Slope stabilization is often required to retain soil in natural, unstable slopes or man-made excavations. Keller draws on its extensive experience with the full range of techniques to provide optimal slope stabilization solutions for various projects.
- Stabilize natural or man-made slopes
Keller stabilizes slopes using external support methods such as tieback anchors or micropiles. To stabilize slopes, Keller can also use internal stabilization methods like soil nailing or grouting. Repairing landslides or stabilizing natural or engineered embankments or fill slopes requires experienced personnel familiar with the unique requirements for this type of project.

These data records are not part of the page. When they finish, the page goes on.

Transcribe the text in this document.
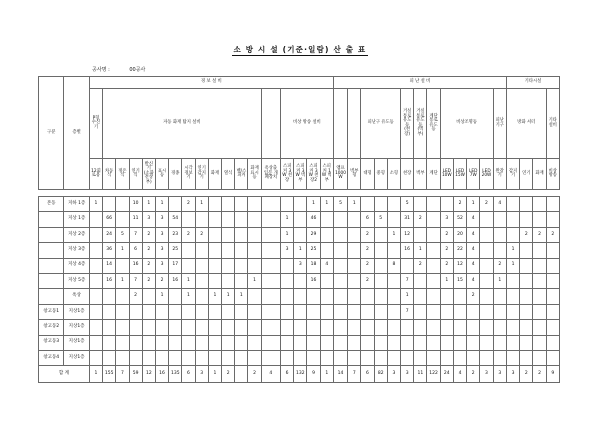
소 방 시 설 (기준·일람) 산 출 표
공사명 :	00공사
구분	층별	경 보 설 비																		피 난 설 비													기타시설			
		P형 수신기	자동 화재 탐지 설비													비상 방송 설비						피난구 유도등			거실통로 유도등 (천장)	거실통로 유도등 (벽부)	계단통로 유도등	비상조명등				피난 기구	방화 셔터			기타설비
		12회로용	차동식	정온식	연기식	발신기 (소화전상부)	표시등	경종	시각경보기	연기감지기	화재	열식	벨/스피커	화재 표시등	옥상출입문 개폐장치	스피커 3W 천장	스피커 3W 벽부	스피커 3W 천장2	스피커 1W 벽부	앰프 1000W	벽부형	대형	중형	소형	천장	벽부	계단	LED 10W	LED 15W	LED 7W	LED 20W	완강기	감지기	연기	화재	비상방송

본동	지하 1층	1			10	1	1		2	1								1	1	5	1				5				2	1	2	4				
	지상 1층		66		11	3	3	54								1		46				6	5		31	2		3	52	4						
	지상 2층		24	5	7	2	3	23	2	2						1		29				2		1	12			2	20	4				2	2	2
	지상 3층		36	1	6	2	3	25								3	1	25				2			16	1		2	22	4			1			
	지상 4층		14		16	2	3	17									3	18	4			2		8		2		2	12	4		2	1			
	지상 5층		16	1	7	2	2	16	1					1				16				2			7			1	15	4		1				
	옥상				2		1		1		1	1	1												1					2						
창고동1	지상1층																								7											
창고동2	지상1층																																			
창고동3	지상1층																																			
창고동4	지상1층																																			
합 계		1	155	7	59	12	16	135	6	3	1	2		2	4	6	132	9	1	14	7	6	82	3	3	11	122	24	4	2	3	3	3	2	2	9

Various types of soil or rock slopes may require stabilization during initial design or remedial repairs after a slope failure. Also, repairing Mechanically Stabilized Embankment (MSE) walls is a specialty segment of this type of work. Slopes may fail for various reasons, such as erosion, marine wave action or currents, rain, and elevated groundwater levels. Also, adjacent cuts or excavations, utility leaks, freeze/thaw, or earthquakes can initiate unwanted slope failure.

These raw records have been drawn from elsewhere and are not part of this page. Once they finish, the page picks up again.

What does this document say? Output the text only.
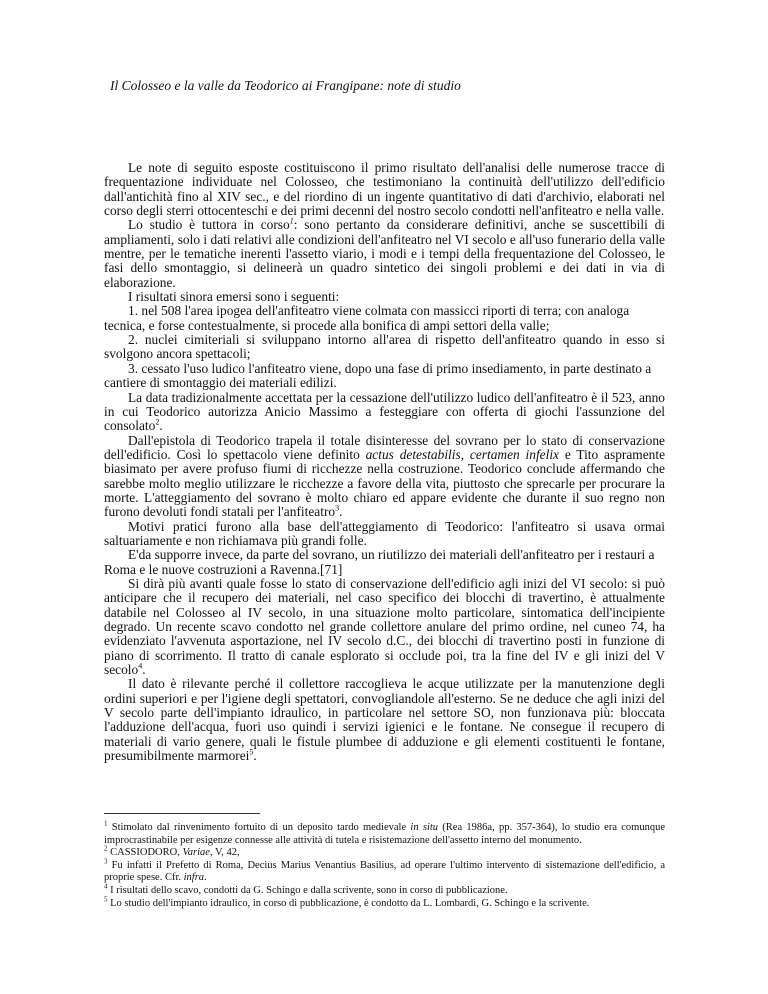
Il Colosseo e la valle da Teodorico ai Frangipane: note di studio

Le note di seguito esposte costituiscono il primo risultato dell'analisi delle numerose tracce di frequentazione individuate nel Colosseo, che testimoniano la continuità dell'utilizzo dell'edificio dall'antichità fino al XIV sec., e del riordino di un ingente quantitativo di dati d'archivio, elaborati nel corso degli sterri ottocenteschi e dei primi decenni del nostro secolo condotti nell'anfiteatro e nella valle.

Lo studio è tuttora in corso$^1$: sono pertanto da considerare definitivi, anche se suscettibili di ampliamenti, solo i dati relativi alle condizioni dell'anfiteatro nel VI secolo e all'uso funerario della valle mentre, per le tematiche inerenti l'assetto viario, i modi e i tempi della frequentazione del Colosseo, le fasi dello smontaggio, si delineerà un quadro sintetico dei singoli problemi e dei dati in via di elaborazione.

I risultati sinora emersi sono i seguenti:

1. nel 508 l'area ipogea dell'anfiteatro viene colmata con massicci riporti di terra; con analoga tecnica, e forse contestualmente, si procede alla bonifica di ampi settori della valle;

2. nuclei cimiteriali si sviluppano intorno all'area di rispetto dell'anfiteatro quando in esso si svolgono ancora spettacoli;

3. cessato l'uso ludico l'anfiteatro viene, dopo una fase di primo insediamento, in parte destinato a cantiere di smontaggio dei materiali edilizi.

La data tradizionalmente accettata per la cessazione dell'utilizzo ludico dell'anfiteatro è il 523, anno in cui Teodorico autorizza Anicio Massimo a festeggiare con offerta di giochi l'assunzione del consolato$^2$.

Dall'epistola di Teodorico trapela il totale disinteresse del sovrano per lo stato di conservazione dell'edificio. Così lo spettacolo viene definito actus detestabilis, certamen infelix e Tito aspramente biasimato per avere profuso fiumi di ricchezze nella costruzione. Teodorico conclude affermando che sarebbe molto meglio utilizzare le ricchezze a favore della vita, piuttosto che sprecarle per procurare la morte. L'atteggiamento del sovrano è molto chiaro ed appare evidente che durante il suo regno non furono devoluti fondi statali per l'anfiteatro$^3$.

Motivi pratici furono alla base dell'atteggiamento di Teodorico: l'anfiteatro si usava ormai saltuariamente e non richiamava più grandi folle.

E'da supporre invece, da parte del sovrano, un riutilizzo dei materiali dell'anfiteatro per i restauri a Roma e le nuove costruzioni a Ravenna.[71]

Si dirà più avanti quale fosse lo stato di conservazione dell'edificio agli inizi del VI secolo: si può anticipare che il recupero dei materiali, nel caso specifico dei blocchi di travertino, è attualmente databile nel Colosseo al IV secolo, in una situazione molto particolare, sintomatica dell'incipiente degrado. Un recente scavo condotto nel grande collettore anulare del primo ordine, nel cuneo 74, ha evidenziato l'avvenuta asportazione, nel IV secolo d.C., dei blocchi di travertino posti in funzione di piano di scorrimento. Il tratto di canale esplorato si occlude poi, tra la fine del IV e gli inizi del V secolo$^4$.

Il dato è rilevante perché il collettore raccoglieva le acque utilizzate per la manutenzione degli ordini superiori e per l'igiene degli spettatori, convogliandole all'esterno. Se ne deduce che agli inizi del V secolo parte dell'impianto idraulico, in particolare nel settore SO, non funzionava più: bloccata l'adduzione dell'acqua, fuori uso quindi i servizi igienici e le fontane. Ne consegue il recupero di materiali di vario genere, quali le fistule plumbee di adduzione e gli elementi costituenti le fontane, presumibilmente marmorei$^5$.

$^1$ Stimolato dal rinvenimento fortuito di un deposito tardo medievale in situ (Rea 1986a, pp. 357-364), lo studio era comunque improcrastinabile per esigenze connesse alle attività di tutela e risistemazione dell'assetto interno del monumento.

$^2$ CASSIODORO, Variae, V, 42,

$^3$ Fu infatti il Prefetto di Roma, Decius Marius Venantius Basilius, ad operare l'ultimo intervento di sistemazione dell'edificio, a proprie spese. Cfr. infra.

$^4$ I risultati dello scavo, condotti da G. Schingo e dalla scrivente, sono in corso di pubblicazione.

$^5$ Lo studio dell'impianto idraulico, in corso di pubblicazione, è condotto da L. Lombardi, G. Schingo e la scrivente.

The factor of Safety (FOS) is the ratio of the resisting forces divided by the driving forces for a slope. This ratio must be greater than 1.0, or the slope will fail. Typically, the static FOS should be 1.3-1.5 to prevent undesirable creep or movements of the slope. The factor of safety, both statically and dynamically (earthquake loadings), can be substantially increased by providing external resisting forces to the slope by using tieback anchors with soldier piles or concrete reaction blocks. The FOS can also be increased using soil nailing and/or grouting to stabilize the slopes internally.
Many of these projects are performed design/build. Keller routinely provides these projects using design/build. We have a long resume of completed complex slope stabilization projects.